> This has been a standard optimization for half a century. The original C compi...

reitzensteinm · on April 25, 2020

Since it's what I'm typing this on, let's look at Skylake.

Multiply: Latency 3, Throughput 1 Shift: Latency 1, Throughput 2

If the ALU contained an early out or fast path for simpler multiplies, the latency would read 1-3. You can verify this by looking at div, which does early out and has a latency of 35-88.

Any compiler that doesn't swap a multiply to a shift when it can is negligent.

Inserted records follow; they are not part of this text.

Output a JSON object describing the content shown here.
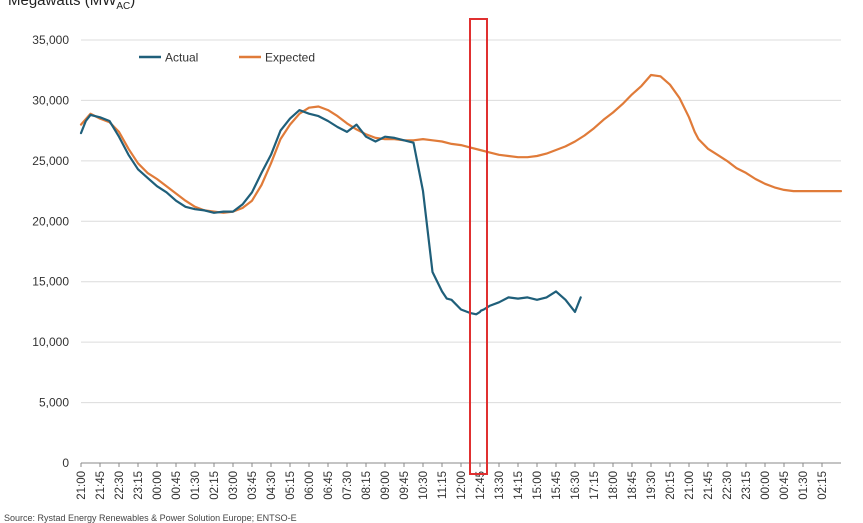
{
  "chart_data": {
    "type": "line",
    "ylabel_main": "Megawatts (MW",
    "ylabel_sub": "AC",
    "ylabel_close": ")",
    "ylim": [
      0,
      35000
    ],
    "yticks": [
      "0",
      "5,000",
      "10,000",
      "15,000",
      "20,000",
      "25,000",
      "30,000",
      "35,000"
    ],
    "ytick_values": [
      0,
      5000,
      10000,
      15000,
      20000,
      25000,
      30000,
      35000
    ],
    "xticks": [
      "21:00",
      "21:45",
      "22:30",
      "23:15",
      "00:00",
      "00:45",
      "01:30",
      "02:15",
      "03:00",
      "03:45",
      "04:30",
      "05:15",
      "06:00",
      "06:45",
      "07:30",
      "08:15",
      "09:00",
      "09:45",
      "10:30",
      "11:15",
      "12:00",
      "12:45",
      "13:30",
      "14:15",
      "15:00",
      "15:45",
      "16:30",
      "17:15",
      "18:00",
      "18:45",
      "19:30",
      "20:15",
      "21:00",
      "21:45",
      "22:30",
      "23:15",
      "00:00",
      "00:45",
      "01:30",
      "02:15"
    ],
    "grid": "horizontal",
    "legend_position": "top-left",
    "series": [
      {
        "name": "Actual",
        "color": "#1f5f7a",
        "x": [
          0,
          0.25,
          0.5,
          1,
          1.5,
          2,
          2.5,
          3,
          3.5,
          4,
          4.5,
          5,
          5.5,
          6,
          6.5,
          7,
          7.5,
          8,
          8.5,
          9,
          9.5,
          10,
          10.5,
          11,
          11.5,
          12,
          12.5,
          13,
          13.5,
          14,
          14.5,
          15,
          15.5,
          16,
          16.5,
          17,
          17.5,
          18,
          18.5,
          19,
          19.25,
          19.5,
          20,
          20.5,
          20.8,
          21,
          21.05,
          21.2,
          21.5,
          22,
          22.5,
          23,
          23.5,
          24,
          24.5,
          25,
          25.5,
          26,
          26.3
        ],
        "y": [
          27300,
          28300,
          28800,
          28600,
          28300,
          27000,
          25500,
          24300,
          23600,
          22900,
          22400,
          21700,
          21200,
          21000,
          20900,
          20700,
          20800,
          20800,
          21400,
          22400,
          24000,
          25500,
          27500,
          28500,
          29200,
          28900,
          28700,
          28300,
          27800,
          27400,
          28000,
          27000,
          26600,
          27000,
          26900,
          26700,
          26500,
          22500,
          15800,
          14200,
          13600,
          13500,
          12700,
          12400,
          12300,
          12500,
          12600,
          12700,
          13000,
          13300,
          13700,
          13600,
          13700,
          13500,
          13700,
          14200,
          13500,
          12500,
          13700
        ]
      },
      {
        "name": "Expected",
        "color": "#e07b39",
        "x": [
          0,
          0.5,
          1,
          1.5,
          2,
          2.5,
          3,
          3.5,
          4,
          4.5,
          5,
          5.5,
          6,
          6.5,
          7,
          7.5,
          8,
          8.5,
          9,
          9.5,
          10,
          10.5,
          11,
          11.5,
          12,
          12.5,
          13,
          13.5,
          14,
          14.5,
          15,
          15.5,
          16,
          16.5,
          17,
          17.5,
          18,
          18.5,
          19,
          19.5,
          20,
          20.5,
          21,
          21.5,
          22,
          22.5,
          23,
          23.5,
          24,
          24.5,
          25,
          25.5,
          26,
          26.5,
          27,
          27.5,
          28,
          28.5,
          29,
          29.5,
          30,
          30.5,
          31,
          31.5,
          32,
          32.3,
          32.5,
          33,
          33.5,
          34,
          34.5,
          35,
          35.5,
          36,
          36.5,
          37,
          37.5,
          38,
          38.5,
          39,
          39.5,
          40
        ],
        "y": [
          28000,
          28900,
          28500,
          28200,
          27400,
          26000,
          24800,
          24000,
          23500,
          22900,
          22300,
          21700,
          21200,
          20900,
          20800,
          20700,
          20800,
          21100,
          21700,
          23000,
          24800,
          26800,
          28000,
          28900,
          29400,
          29500,
          29200,
          28700,
          28100,
          27600,
          27200,
          26900,
          26800,
          26800,
          26700,
          26700,
          26800,
          26700,
          26600,
          26400,
          26300,
          26100,
          25900,
          25700,
          25500,
          25400,
          25300,
          25300,
          25400,
          25600,
          25900,
          26200,
          26600,
          27100,
          27700,
          28400,
          29000,
          29700,
          30500,
          31200,
          32100,
          32000,
          31300,
          30200,
          28600,
          27400,
          26800,
          26000,
          25500,
          25000,
          24400,
          24000,
          23500,
          23100,
          22800,
          22600,
          22500,
          22500,
          22500,
          22500,
          22500,
          22500
        ]
      }
    ]
  },
  "source_text": "Source: Rystad Energy Renewables & Power Solution Europe; ENTSO-E",
  "highlight_color": "#e03030"
}
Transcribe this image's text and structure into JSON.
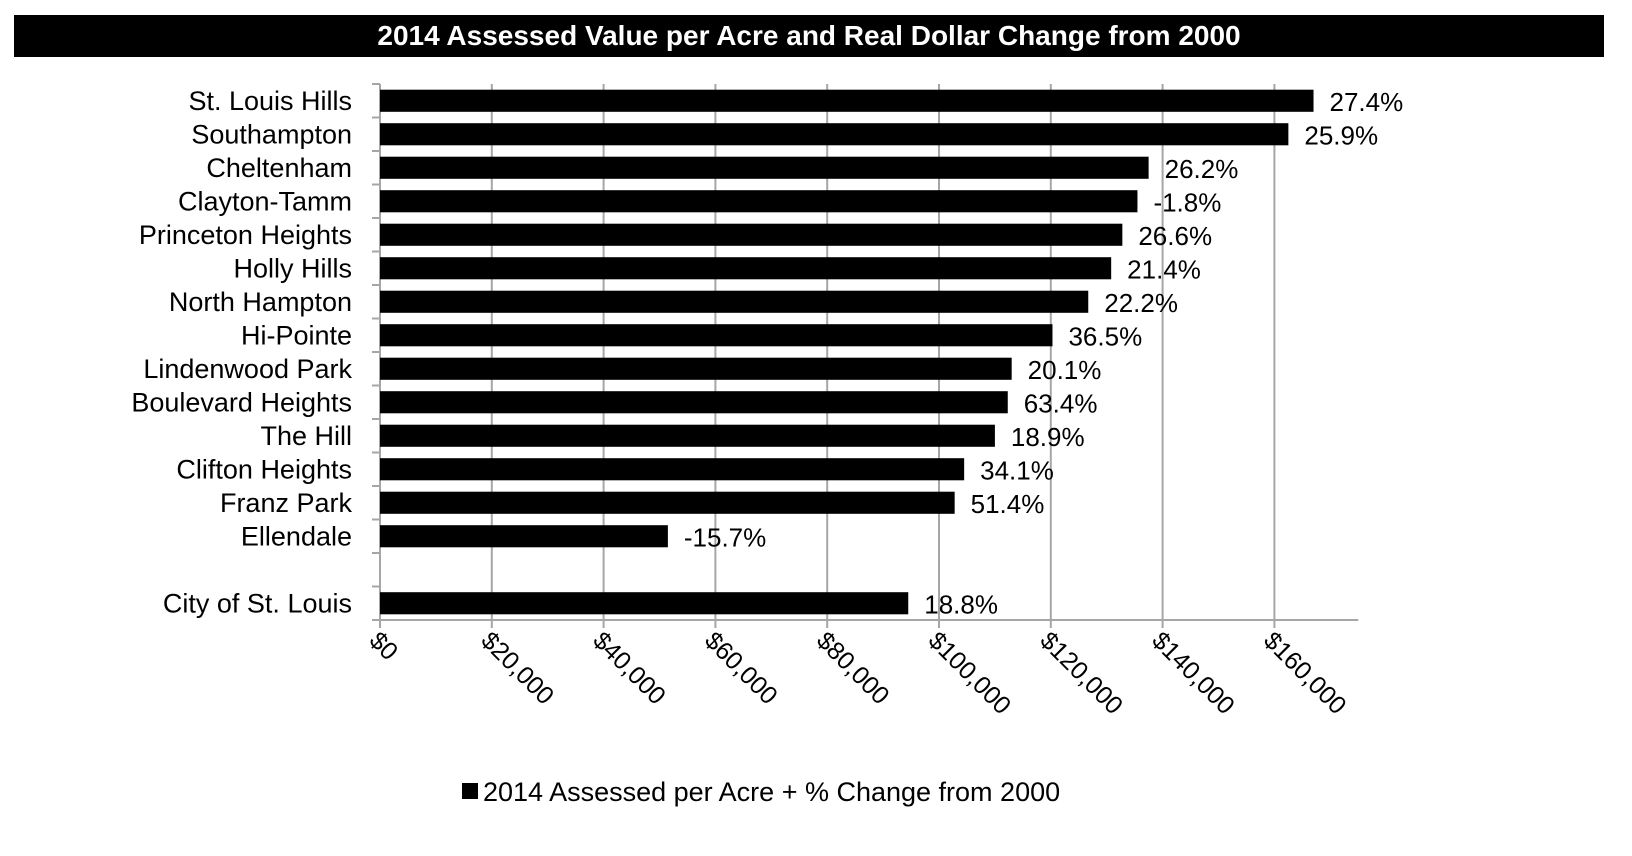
{
  "chart_data": {
    "type": "bar",
    "orientation": "horizontal",
    "title": "2014 Assessed Value per Acre and Real Dollar Change from 2000",
    "categories": [
      "St. Louis Hills",
      "Southampton",
      "Cheltenham",
      "Clayton-Tamm",
      "Princeton Heights",
      "Holly Hills",
      "North Hampton",
      "Hi-Pointe",
      "Lindenwood Park",
      "Boulevard Heights",
      "The Hill",
      "Clifton Heights",
      "Franz Park",
      "Ellendale",
      "",
      "City of St. Louis"
    ],
    "values": [
      167000,
      162500,
      137500,
      135500,
      132800,
      130800,
      126700,
      120300,
      113000,
      112300,
      110000,
      104500,
      102800,
      51500,
      null,
      94500
    ],
    "data_labels": [
      "27.4%",
      "25.9%",
      "26.2%",
      "-1.8%",
      "26.6%",
      "21.4%",
      "22.2%",
      "36.5%",
      "20.1%",
      "63.4%",
      "18.9%",
      "34.1%",
      "51.4%",
      "-15.7%",
      "",
      "18.8%"
    ],
    "x_ticks": [
      "$0",
      "$20,000",
      "$40,000",
      "$60,000",
      "$80,000",
      "$100,000",
      "$120,000",
      "$140,000",
      "$160,000"
    ],
    "xlim": [
      0,
      175000
    ],
    "grid": true,
    "legend": {
      "position": "bottom",
      "label": "2014 Assessed per Acre + % Change from 2000"
    },
    "colors": {
      "bar": "#000000",
      "grid": "#a6a6a6"
    }
  }
}
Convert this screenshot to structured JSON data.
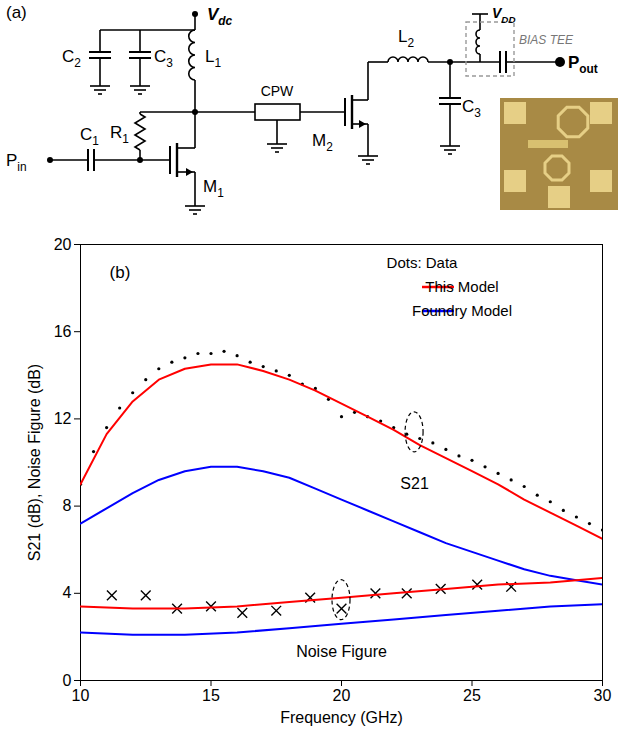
{
  "diagram": {
    "panel_label": "(a)",
    "labels": {
      "vdc": {
        "text": "V",
        "sub": "dc"
      },
      "c2": {
        "text": "C",
        "sub": "2"
      },
      "c3": {
        "text": "C",
        "sub": "3"
      },
      "l1": {
        "text": "L",
        "sub": "1"
      },
      "r1": {
        "text": "R",
        "sub": "1"
      },
      "c1": {
        "text": "C",
        "sub": "1"
      },
      "m1": {
        "text": "M",
        "sub": "1"
      },
      "pin": {
        "text": "P",
        "sub": "in"
      },
      "cpw": {
        "text": "CPW"
      },
      "m2": {
        "text": "M",
        "sub": "2"
      },
      "l2": {
        "text": "L",
        "sub": "2"
      },
      "c3b": {
        "text": "C",
        "sub": "3"
      },
      "vdd": {
        "text": "V",
        "sub": "DD"
      },
      "bias_tee": {
        "text": "BIAS TEE"
      },
      "pout": {
        "text": "P",
        "sub": "out"
      }
    }
  },
  "chart_data": {
    "type": "line",
    "panel_label": "(b)",
    "xlabel": "Frequency (GHz)",
    "ylabel": "S21 (dB), Noise Figure (dB)",
    "xlim": [
      10,
      30
    ],
    "xticks": [
      10,
      15,
      20,
      25,
      30
    ],
    "ylim": [
      0,
      20
    ],
    "yticks": [
      0,
      4,
      8,
      12,
      16,
      20
    ],
    "grid": false,
    "legend": "top-right",
    "annotations": [
      {
        "text": "S21",
        "x": 22.8,
        "y": 9.0
      },
      {
        "text": "Noise Figure",
        "x": 20,
        "y": 1.3
      }
    ],
    "series": [
      {
        "name": "Dots: Data",
        "group": "S21",
        "type": "scatter",
        "marker": "dot",
        "color": "#000000",
        "x": [
          10,
          10.5,
          11,
          11.5,
          12,
          12.5,
          13,
          13.5,
          14,
          14.5,
          15,
          15.5,
          16,
          16.5,
          17,
          17.5,
          18,
          18.5,
          19,
          19.5,
          20,
          20.5,
          21,
          21.5,
          22,
          22.5,
          23,
          23.5,
          24,
          24.5,
          25,
          25.5,
          26,
          26.5,
          27,
          27.5,
          28,
          28.5,
          29,
          29.5,
          30
        ],
        "values": [
          9.0,
          10.5,
          11.6,
          12.5,
          13.2,
          13.8,
          14.3,
          14.6,
          14.8,
          15.0,
          15.0,
          15.1,
          14.9,
          14.6,
          14.4,
          14.2,
          14.0,
          13.6,
          13.4,
          12.9,
          12.1,
          12.3,
          12.1,
          11.9,
          11.6,
          11.3,
          11.1,
          10.9,
          10.6,
          10.3,
          10.1,
          9.8,
          9.5,
          9.2,
          8.9,
          8.5,
          8.2,
          7.8,
          7.5,
          7.2,
          6.9
        ]
      },
      {
        "name": "This Model",
        "group": "S21",
        "type": "line",
        "line_style": "solid",
        "color": "#ff0000",
        "x": [
          10,
          11,
          12,
          13,
          14,
          15,
          16,
          17,
          18,
          19,
          20,
          21,
          22,
          23,
          24,
          25,
          26,
          27,
          28,
          29,
          30
        ],
        "values": [
          9.0,
          11.3,
          12.8,
          13.8,
          14.3,
          14.5,
          14.5,
          14.2,
          13.8,
          13.3,
          12.7,
          12.1,
          11.5,
          10.8,
          10.2,
          9.6,
          9.0,
          8.3,
          7.7,
          7.1,
          6.5
        ]
      },
      {
        "name": "Foundry Model",
        "group": "S21",
        "type": "line",
        "line_style": "solid",
        "color": "#0000ff",
        "x": [
          10,
          11,
          12,
          13,
          14,
          15,
          16,
          17,
          18,
          19,
          20,
          21,
          22,
          23,
          24,
          25,
          26,
          27,
          28,
          29,
          30
        ],
        "values": [
          7.2,
          7.9,
          8.6,
          9.2,
          9.6,
          9.8,
          9.8,
          9.6,
          9.3,
          8.8,
          8.3,
          7.8,
          7.3,
          6.8,
          6.3,
          5.9,
          5.5,
          5.1,
          4.8,
          4.6,
          4.4
        ]
      },
      {
        "name": "Dots: Data",
        "group": "Noise Figure",
        "type": "scatter",
        "marker": "x",
        "color": "#000000",
        "x": [
          11.2,
          12.5,
          13.7,
          15,
          16.2,
          17.5,
          18.8,
          20,
          21.3,
          22.5,
          23.8,
          25.2,
          26.5
        ],
        "values": [
          3.9,
          3.9,
          3.3,
          3.4,
          3.1,
          3.2,
          3.8,
          3.3,
          4.0,
          4.0,
          4.2,
          4.4,
          4.3
        ]
      },
      {
        "name": "This Model",
        "group": "Noise Figure",
        "type": "line",
        "line_style": "solid",
        "color": "#ff0000",
        "x": [
          10,
          12,
          14,
          16,
          18,
          20,
          22,
          24,
          26,
          28,
          30
        ],
        "values": [
          3.4,
          3.3,
          3.3,
          3.4,
          3.6,
          3.8,
          4.0,
          4.2,
          4.4,
          4.5,
          4.7
        ]
      },
      {
        "name": "Foundry Model",
        "group": "Noise Figure",
        "type": "line",
        "line_style": "solid",
        "color": "#0000ff",
        "x": [
          10,
          12,
          14,
          16,
          18,
          20,
          22,
          24,
          26,
          28,
          30
        ],
        "values": [
          2.2,
          2.1,
          2.1,
          2.2,
          2.4,
          2.6,
          2.8,
          3.0,
          3.2,
          3.4,
          3.5
        ]
      }
    ]
  }
}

https://www.agner.org/optimize/instruction_tables.pdf

anyfoo · on April 24, 2020

Valid points, but in this case (and many others where you encounter power-of-2 mult/div), I'd consider that a shift might actually semantically be the more natural operation in the first place, instead of an "optimization" of the mult/div operation. (With their equivalence being obvious to any reader, it might not matter.)

lgg · on April 24, 2020

I was not arguing the people writing code should perform strength reductions manually, I was explaining what they were and then stating that even ancient compilers do them automatically. While I did not explicitly state it, the logical follow on is that programmers should almost never explicitly strength reduce in their code, they should write the semantically clear version and let the compiler handle it for them.

You are correct, that on modern CPUs there are often specifically recognized idioms where the processor can implicitly perform an instruction transform such as a strength reduction from a multiply to a shift.

Having said that, it still makes sense a compiler to perform strength reductions rather than depending on the CPU frontend, at least if your compiler has a relatively decent scheduling model for the CPU. I don't know of any modern production quality compiler that would omit a simple strength reduction like this and leave it to the CPU.